Brandon Ingram is thriving, but he’s turning into Michael Beasley for Kevin Dorantes. This is disappointing. His silky smooth game inspired Durant comps and he seemed to take a leap, only to constantly take two steps back after one step forward. Ingram He stood out as a sore thumb for Team USA At the FIBA World Cup this summer, he carried that into the regular season, seemingly leaving his jump in the Philippines.
Third division beam team
The Rays were a shock to the league system last season. The Beam lit up the skies in Sacramento, De’Aaron Fox won the inaugural Player of the Year award, set the all-time record for offensive efficiency, ended the league’s longest drought, and Domantas Sabonis emerged as the No. 2 player in the playoff hunt, but they lost the element of surprise. Now come the real expectations. The Kings would not have advanced without Golden State seeking to reach a +13 point margin. Every time you look at royalty, just remember what this could be like. Keegan Murray’s development is stuck in amber while Shaydon Sharpe looks like a game-changer for Portland.

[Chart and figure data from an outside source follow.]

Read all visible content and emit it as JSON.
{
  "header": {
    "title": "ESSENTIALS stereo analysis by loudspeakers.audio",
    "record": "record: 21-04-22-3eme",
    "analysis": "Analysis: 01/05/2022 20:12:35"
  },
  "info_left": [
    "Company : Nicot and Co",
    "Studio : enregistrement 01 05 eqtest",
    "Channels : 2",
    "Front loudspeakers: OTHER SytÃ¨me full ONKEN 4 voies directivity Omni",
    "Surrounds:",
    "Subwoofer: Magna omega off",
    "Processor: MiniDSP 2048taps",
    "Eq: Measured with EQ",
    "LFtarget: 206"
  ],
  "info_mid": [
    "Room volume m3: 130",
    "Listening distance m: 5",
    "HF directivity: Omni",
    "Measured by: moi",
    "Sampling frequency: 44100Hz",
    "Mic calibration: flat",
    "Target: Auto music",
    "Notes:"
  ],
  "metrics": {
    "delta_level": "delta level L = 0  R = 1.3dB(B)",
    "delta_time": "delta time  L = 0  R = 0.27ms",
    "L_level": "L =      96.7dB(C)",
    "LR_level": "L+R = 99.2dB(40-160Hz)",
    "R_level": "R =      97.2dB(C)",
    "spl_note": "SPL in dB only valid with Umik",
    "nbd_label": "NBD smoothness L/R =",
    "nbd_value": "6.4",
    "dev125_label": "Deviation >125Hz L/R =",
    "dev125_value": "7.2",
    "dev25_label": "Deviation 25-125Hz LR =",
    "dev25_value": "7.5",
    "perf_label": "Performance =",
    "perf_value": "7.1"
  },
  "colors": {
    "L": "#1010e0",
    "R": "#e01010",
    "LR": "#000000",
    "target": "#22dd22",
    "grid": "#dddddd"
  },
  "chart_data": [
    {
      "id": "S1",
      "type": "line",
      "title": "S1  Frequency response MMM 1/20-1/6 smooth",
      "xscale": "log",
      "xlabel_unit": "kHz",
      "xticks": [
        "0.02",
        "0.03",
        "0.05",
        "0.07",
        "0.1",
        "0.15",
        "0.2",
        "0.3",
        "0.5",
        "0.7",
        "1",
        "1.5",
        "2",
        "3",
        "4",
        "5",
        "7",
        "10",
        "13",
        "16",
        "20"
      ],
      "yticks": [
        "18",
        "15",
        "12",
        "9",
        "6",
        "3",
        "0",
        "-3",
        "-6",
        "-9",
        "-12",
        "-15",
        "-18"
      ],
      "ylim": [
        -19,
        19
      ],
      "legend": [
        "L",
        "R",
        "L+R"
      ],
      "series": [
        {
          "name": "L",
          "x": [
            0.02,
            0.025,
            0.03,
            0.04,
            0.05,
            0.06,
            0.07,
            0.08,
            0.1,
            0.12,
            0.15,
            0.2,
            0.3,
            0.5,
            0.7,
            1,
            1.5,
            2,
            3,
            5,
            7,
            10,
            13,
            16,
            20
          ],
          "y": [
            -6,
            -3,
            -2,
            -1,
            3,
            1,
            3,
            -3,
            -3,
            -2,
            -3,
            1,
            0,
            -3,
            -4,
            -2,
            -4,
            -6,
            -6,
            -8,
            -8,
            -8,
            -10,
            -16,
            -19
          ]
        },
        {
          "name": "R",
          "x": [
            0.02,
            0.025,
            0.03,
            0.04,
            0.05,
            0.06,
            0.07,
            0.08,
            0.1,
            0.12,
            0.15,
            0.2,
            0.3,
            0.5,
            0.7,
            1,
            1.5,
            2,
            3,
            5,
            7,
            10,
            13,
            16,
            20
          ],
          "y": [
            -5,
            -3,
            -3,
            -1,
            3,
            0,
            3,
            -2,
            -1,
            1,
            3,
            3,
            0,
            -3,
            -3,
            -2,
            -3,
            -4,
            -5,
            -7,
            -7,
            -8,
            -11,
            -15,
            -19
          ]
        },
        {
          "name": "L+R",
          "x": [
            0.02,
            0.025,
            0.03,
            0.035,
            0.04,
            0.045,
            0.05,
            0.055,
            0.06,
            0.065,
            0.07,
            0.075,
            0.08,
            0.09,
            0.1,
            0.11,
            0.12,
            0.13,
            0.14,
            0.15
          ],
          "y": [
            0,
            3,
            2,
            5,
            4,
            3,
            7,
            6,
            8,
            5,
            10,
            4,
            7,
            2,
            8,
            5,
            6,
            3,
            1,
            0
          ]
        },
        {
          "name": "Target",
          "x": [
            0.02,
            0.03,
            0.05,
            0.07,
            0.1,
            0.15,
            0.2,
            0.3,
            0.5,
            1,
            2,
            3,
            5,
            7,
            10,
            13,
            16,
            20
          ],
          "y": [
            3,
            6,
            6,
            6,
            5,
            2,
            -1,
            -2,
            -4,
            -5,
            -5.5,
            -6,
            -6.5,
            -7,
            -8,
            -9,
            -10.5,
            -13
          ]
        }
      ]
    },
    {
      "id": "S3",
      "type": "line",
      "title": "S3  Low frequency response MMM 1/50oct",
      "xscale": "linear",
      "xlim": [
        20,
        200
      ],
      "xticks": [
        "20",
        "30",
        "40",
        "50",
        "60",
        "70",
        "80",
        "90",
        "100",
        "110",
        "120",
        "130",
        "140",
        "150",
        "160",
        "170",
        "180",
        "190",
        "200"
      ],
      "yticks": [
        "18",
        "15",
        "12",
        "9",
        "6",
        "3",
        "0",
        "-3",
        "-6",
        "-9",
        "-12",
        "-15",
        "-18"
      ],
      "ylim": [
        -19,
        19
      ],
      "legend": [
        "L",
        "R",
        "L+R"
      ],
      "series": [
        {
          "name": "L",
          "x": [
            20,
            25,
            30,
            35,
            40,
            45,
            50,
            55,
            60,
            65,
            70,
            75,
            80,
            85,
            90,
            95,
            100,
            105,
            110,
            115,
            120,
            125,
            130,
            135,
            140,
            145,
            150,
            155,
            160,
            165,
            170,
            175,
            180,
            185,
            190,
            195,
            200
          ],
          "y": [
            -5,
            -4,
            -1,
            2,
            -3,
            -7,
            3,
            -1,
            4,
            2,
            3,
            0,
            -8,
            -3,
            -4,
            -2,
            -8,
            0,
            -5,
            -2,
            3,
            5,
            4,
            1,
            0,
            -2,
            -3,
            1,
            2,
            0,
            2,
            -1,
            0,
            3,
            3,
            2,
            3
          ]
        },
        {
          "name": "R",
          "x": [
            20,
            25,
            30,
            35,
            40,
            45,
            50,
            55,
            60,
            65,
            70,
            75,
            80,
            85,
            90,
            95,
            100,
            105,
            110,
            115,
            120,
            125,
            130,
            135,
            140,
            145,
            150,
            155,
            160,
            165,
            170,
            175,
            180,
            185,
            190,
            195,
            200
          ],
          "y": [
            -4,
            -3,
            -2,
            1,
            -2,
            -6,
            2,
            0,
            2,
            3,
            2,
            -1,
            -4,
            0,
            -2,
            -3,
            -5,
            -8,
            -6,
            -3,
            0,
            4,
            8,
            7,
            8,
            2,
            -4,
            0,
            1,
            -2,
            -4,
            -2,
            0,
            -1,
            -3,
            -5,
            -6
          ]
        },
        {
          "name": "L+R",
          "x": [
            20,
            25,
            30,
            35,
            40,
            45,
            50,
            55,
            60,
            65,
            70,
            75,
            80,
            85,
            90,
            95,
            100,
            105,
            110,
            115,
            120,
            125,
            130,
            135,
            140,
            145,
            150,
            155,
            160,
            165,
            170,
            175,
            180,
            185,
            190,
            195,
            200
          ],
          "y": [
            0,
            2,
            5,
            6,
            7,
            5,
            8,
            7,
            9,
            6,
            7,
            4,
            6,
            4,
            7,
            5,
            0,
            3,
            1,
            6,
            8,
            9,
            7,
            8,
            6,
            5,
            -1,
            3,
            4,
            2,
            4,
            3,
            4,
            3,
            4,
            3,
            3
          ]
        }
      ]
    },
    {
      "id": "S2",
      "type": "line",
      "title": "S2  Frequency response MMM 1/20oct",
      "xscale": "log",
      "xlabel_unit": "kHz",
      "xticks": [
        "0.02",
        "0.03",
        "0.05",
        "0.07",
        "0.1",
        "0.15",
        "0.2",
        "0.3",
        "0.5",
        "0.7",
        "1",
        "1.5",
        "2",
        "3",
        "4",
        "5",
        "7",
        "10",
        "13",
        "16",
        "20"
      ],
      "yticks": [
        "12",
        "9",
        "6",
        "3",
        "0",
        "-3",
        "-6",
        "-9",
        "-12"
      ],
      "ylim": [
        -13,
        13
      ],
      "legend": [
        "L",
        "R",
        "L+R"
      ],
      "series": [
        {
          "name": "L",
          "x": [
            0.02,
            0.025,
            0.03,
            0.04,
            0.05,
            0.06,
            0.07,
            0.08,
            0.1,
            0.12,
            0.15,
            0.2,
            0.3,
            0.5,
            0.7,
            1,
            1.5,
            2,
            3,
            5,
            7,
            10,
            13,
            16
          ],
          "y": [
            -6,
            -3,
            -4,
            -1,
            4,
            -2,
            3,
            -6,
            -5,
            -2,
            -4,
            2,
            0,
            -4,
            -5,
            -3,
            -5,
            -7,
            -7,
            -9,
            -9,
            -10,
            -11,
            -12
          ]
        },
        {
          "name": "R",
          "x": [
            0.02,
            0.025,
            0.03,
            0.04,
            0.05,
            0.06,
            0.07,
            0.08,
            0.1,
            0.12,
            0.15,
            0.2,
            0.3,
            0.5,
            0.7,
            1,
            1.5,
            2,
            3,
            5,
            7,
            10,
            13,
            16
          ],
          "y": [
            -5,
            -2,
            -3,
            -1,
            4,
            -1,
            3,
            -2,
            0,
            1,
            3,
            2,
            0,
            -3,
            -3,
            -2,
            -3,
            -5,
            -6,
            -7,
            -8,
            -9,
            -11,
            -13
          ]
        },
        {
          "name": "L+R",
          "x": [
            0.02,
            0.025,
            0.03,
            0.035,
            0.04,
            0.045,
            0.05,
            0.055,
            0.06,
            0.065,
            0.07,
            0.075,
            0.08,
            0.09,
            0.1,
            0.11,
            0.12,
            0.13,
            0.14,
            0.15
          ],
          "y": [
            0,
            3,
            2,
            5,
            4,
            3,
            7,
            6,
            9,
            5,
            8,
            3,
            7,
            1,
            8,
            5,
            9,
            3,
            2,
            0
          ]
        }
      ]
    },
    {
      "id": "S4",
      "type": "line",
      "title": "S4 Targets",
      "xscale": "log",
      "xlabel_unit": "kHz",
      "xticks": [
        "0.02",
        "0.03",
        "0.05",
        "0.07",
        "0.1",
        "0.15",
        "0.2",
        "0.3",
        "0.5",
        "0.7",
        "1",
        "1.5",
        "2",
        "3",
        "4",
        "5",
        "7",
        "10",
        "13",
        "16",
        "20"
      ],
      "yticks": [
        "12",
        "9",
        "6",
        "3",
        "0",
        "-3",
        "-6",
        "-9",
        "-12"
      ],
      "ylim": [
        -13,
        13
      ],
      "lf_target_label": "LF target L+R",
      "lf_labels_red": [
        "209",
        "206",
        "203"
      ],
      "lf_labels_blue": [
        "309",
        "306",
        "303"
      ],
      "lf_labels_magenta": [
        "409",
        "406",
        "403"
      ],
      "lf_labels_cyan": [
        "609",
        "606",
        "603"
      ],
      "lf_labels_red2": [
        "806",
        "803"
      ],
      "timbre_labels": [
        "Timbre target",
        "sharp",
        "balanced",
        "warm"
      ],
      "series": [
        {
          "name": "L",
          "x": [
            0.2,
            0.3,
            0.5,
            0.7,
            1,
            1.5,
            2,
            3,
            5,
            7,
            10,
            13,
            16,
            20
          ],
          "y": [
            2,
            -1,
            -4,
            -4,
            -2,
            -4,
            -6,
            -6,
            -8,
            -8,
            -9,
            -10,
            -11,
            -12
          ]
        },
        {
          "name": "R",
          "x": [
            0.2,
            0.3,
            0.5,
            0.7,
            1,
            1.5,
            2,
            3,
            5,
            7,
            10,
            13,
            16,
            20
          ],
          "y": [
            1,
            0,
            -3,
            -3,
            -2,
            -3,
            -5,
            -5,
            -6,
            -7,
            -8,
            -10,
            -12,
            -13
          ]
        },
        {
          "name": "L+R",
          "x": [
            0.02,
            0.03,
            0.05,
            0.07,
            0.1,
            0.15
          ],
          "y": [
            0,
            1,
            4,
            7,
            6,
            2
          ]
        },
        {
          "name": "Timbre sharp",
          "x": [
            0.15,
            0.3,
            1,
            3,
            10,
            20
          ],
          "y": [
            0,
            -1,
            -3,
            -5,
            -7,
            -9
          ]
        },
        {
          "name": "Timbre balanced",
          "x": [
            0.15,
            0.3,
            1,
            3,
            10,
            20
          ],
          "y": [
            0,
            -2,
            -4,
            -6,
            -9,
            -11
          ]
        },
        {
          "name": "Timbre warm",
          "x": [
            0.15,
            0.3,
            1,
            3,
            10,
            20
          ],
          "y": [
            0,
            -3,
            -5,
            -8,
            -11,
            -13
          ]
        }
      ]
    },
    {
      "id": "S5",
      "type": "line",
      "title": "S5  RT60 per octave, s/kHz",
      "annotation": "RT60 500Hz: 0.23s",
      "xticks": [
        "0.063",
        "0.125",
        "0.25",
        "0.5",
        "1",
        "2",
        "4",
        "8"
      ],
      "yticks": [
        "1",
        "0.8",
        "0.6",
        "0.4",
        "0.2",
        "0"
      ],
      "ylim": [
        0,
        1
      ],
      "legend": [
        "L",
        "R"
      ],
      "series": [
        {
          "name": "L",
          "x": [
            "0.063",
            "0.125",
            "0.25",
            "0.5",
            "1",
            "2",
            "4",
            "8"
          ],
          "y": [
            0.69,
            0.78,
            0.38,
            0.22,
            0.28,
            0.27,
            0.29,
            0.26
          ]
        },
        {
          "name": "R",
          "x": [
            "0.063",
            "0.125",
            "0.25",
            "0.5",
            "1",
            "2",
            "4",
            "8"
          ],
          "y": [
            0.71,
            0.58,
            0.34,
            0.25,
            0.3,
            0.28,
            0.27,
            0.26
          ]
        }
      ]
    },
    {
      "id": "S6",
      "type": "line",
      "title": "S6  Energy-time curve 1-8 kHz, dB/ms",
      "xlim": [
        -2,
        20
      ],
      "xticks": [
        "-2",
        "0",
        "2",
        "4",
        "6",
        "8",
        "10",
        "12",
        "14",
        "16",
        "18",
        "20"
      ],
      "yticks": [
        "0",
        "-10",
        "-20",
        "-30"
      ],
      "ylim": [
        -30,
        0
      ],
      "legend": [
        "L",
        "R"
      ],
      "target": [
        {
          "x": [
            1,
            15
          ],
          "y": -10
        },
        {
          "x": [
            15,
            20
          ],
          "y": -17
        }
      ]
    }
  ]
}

This is the organization that succeeded Luka Doncic from Marvin Bagley, and Vivac Ranadive is coaching his daughter to manage the basketball team soon. They also clinched the Oklahoma City Thunder’s place in the quarterfinals. Fox and Sabonis feel like overachievers who have already hit their heads on the ceiling compared to early Sam Presti Thunder Squad.
Sabonis is the other side of the Julius Randle coin in many ways. It is surrounded by its chains. He’s foul-able, thoughtful, a non-factor defensively, and appears once a night to attempt one obligatory three-pointer. Randle is erratic offensively and emotionally, is slow on defense and lacks extra equipment. As nice as that is, just remember how high the Kings could go if they used Tyrese Haliburton correctly.